How to make the right hiring decisions for your startup
The Six Percent Entrepreneur
How to make the right hiring decisions for your startup
June 7, 2021
In this episode, we talk about a 3-question framework that will help with your hiring decisions.
Hiring a new person for your organization can be a very daunting experience first. You're scouring the internet and your friends and family, asking them who would be a good fit for this job. And then you start interviewing everyone. And every single interview from the perspective of the employer, we are hoping that this person is it, this person is the one, right? So here's how we evaluate whether this person is right for the role. 

And this is actually from the book attraction Gino Wickman and we just use what he outlined in his book and he pretty much said that when you are hiring you are looking at three different things. Do they get it? Do they want it and, are they capable? And we recently started hiring for a new content scheduling type role and we interviewed several people, we had 25 applications come in and we ended up interviewing three people and one of the people that we interviewed, she seemed like an awesome fit, like a great fit, matched all our core values, had a great attitude. The way the conversation was in the zoom meeting room, it just felt effortless. I felt like we were already a team and it was amazing. So she got the job. 

Does she get it? Yes, he got it. Did she want it? I'll come back to that. Is she capable? Yeah, I think she was more than capable. She would have been an awesome employee. What happened at the end of the job acceptance? She said that she had to get permission from her mother and that ended up putting our company in a precarious situation because we were waiting to plan her onboarding and we couldn't plan it until we got confirmation back. Long story short what happened is she never actually responded and confirmed and we felt like we had to chase her. Not only did we have to chase her, we had to figure out exactly how to onboard her on time whether she was going to come and it was just a big mess from that one experience. 

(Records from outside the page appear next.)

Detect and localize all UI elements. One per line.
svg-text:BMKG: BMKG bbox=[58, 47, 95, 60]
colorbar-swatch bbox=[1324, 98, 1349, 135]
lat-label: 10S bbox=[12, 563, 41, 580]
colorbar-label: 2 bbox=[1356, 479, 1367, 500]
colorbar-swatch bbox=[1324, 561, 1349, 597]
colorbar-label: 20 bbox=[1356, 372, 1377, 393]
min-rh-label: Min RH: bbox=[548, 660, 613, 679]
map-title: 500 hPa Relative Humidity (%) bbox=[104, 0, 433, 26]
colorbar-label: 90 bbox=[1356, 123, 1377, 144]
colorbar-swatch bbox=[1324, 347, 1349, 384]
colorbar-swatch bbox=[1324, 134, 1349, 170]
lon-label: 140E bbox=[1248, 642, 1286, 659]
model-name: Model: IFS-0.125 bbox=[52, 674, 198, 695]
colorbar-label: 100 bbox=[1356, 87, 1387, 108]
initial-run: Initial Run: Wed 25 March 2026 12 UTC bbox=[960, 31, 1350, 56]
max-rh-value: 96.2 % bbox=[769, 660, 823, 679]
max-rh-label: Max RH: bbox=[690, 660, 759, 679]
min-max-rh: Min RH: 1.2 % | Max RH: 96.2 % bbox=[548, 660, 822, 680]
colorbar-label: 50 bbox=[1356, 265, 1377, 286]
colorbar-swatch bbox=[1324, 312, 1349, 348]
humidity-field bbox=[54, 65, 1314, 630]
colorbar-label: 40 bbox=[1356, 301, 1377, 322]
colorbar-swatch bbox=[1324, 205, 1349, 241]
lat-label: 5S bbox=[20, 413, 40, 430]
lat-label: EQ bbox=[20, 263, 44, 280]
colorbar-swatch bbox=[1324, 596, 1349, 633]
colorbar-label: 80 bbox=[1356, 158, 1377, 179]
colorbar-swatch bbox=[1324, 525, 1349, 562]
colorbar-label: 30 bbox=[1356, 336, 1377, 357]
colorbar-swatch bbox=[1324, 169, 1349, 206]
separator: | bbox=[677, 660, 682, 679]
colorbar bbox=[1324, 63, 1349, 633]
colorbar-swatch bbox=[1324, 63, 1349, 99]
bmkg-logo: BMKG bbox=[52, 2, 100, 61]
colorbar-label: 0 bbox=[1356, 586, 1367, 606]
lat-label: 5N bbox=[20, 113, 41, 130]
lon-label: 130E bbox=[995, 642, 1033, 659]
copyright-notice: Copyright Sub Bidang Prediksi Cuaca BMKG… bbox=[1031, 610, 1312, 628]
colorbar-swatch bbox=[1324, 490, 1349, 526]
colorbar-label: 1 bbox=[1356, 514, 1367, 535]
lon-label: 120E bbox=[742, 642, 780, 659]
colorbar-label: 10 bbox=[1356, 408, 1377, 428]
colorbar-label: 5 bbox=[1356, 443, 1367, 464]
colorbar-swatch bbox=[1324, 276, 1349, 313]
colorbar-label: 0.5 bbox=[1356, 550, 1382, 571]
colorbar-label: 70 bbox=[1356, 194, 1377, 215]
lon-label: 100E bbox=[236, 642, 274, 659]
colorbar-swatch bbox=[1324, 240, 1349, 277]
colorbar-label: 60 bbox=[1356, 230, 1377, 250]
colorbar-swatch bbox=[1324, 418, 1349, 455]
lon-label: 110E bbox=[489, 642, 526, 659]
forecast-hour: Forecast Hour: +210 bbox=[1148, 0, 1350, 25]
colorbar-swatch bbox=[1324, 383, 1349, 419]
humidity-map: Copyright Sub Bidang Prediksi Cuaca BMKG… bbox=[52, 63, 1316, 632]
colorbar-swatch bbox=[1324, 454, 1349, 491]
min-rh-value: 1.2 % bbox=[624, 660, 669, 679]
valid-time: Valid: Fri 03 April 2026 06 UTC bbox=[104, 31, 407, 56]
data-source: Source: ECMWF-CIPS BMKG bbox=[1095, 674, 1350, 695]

My gut instinct told me that she doesn't want this job because if she wanted it, she would have stuck to her word, she would have told me, you know, yes, I spoke to my mom and I'm all in and etcetera, but instead she was scared to make this decision and at the end, we had to make the decision for her. The reason I'm sharing this is because I really made this decision based on a gut instinct. I felt like I would have to chase this person and this person would eventually not be serious about working for a company and they might try to look for employment elsewhere, etcetera. So this is my thoughts and my feelings. And I think using your gut instinct is a great way to make decisions when you're hiring for your team. Because there's not that much quantitative data that you can pull to see if whether there's a fit or not. 

Getting a right fit is really about a feeling, and if it doesn't feel right, you should cancel that plan. But if it does feel right, then you'll know. So one of the things that I used for myself is when I'm looking at my gut instinct, as soon as I know that this person is not going to fit, there's been instances in the past where I should have fired people much earlier, but I tempered myself and I decided that I didn't want to be unreasonable. So let me see how this goes. And every single time that I've made a decision where I'm trying to give the other person a chance, what happens is that other person lets me down and I realize I should have fired that person a long time ago. 

There were these two graphic artists, for example, that I was working with. I interviewed them, I was a little desperate for a graphic artist, so I just ended up hiring them. And these two people, they were, they were a team, they were partners. Interacting with them was one of the most difficult things ever. Every single time that I felt like I got on the phone with them like I left the conversation upset with a headache. It was just so difficult to talk with them. They talked over everything that I would say and me trying to be polite to these two graphic artists, I would just listen and they're clearly not getting the information correctly, but I don't want to interrupt them. And every time I try to explain myself, they actually end up interrupting me thinking they know what I'm talking about when they have zero idea. 

And in those instances where I feel like there's a lot of friction and I'm doing way more to chase them for things that I want. Like I'm hiring them to make my life easier to make the lives of my staff easier and so we can move frictionless and start creating more profit and more value for customers. However, you do have these employees that will create more friction and as soon as you sense with your gut instinct that this person is creating friction and this person is probably not for the company, not right for the company, you should fire that person right away. Because the truth is, there are a lot of great people out there and you can always find someone better for your team. 

Don't let your team lose motivation and start dying out because you have one bad apple, that's killing the team. And this can easily happen. You have to protect the team at all costs. So I'm sharing this because we decided to actually rescind the job offer for the person we were so excited about hiring because I think at the end of the day it would have been more trouble than what it's worth. And we are looking for people that are trying to take the trouble off of our plate, not to add the trouble onto our plate. So if you're looking to hire someone, use your gut instincts, I give you permission to use your gut instincts. You definitely should use your gut instincts. Then after you've got instincts, you use that framework from Gino Wickman in traction where you evaluate, do they get it? Like do they understand the job? Do they want it. Is this something that they actually want to do? Are they excited about it? Are they grateful? And are they capable? Like, do they have the skills? Do they have the brainpower to be able to learn it and be able to execute it? I hope this helps for your hiring decision. This is Robin Copernicus. Boom. Bam. I'm out.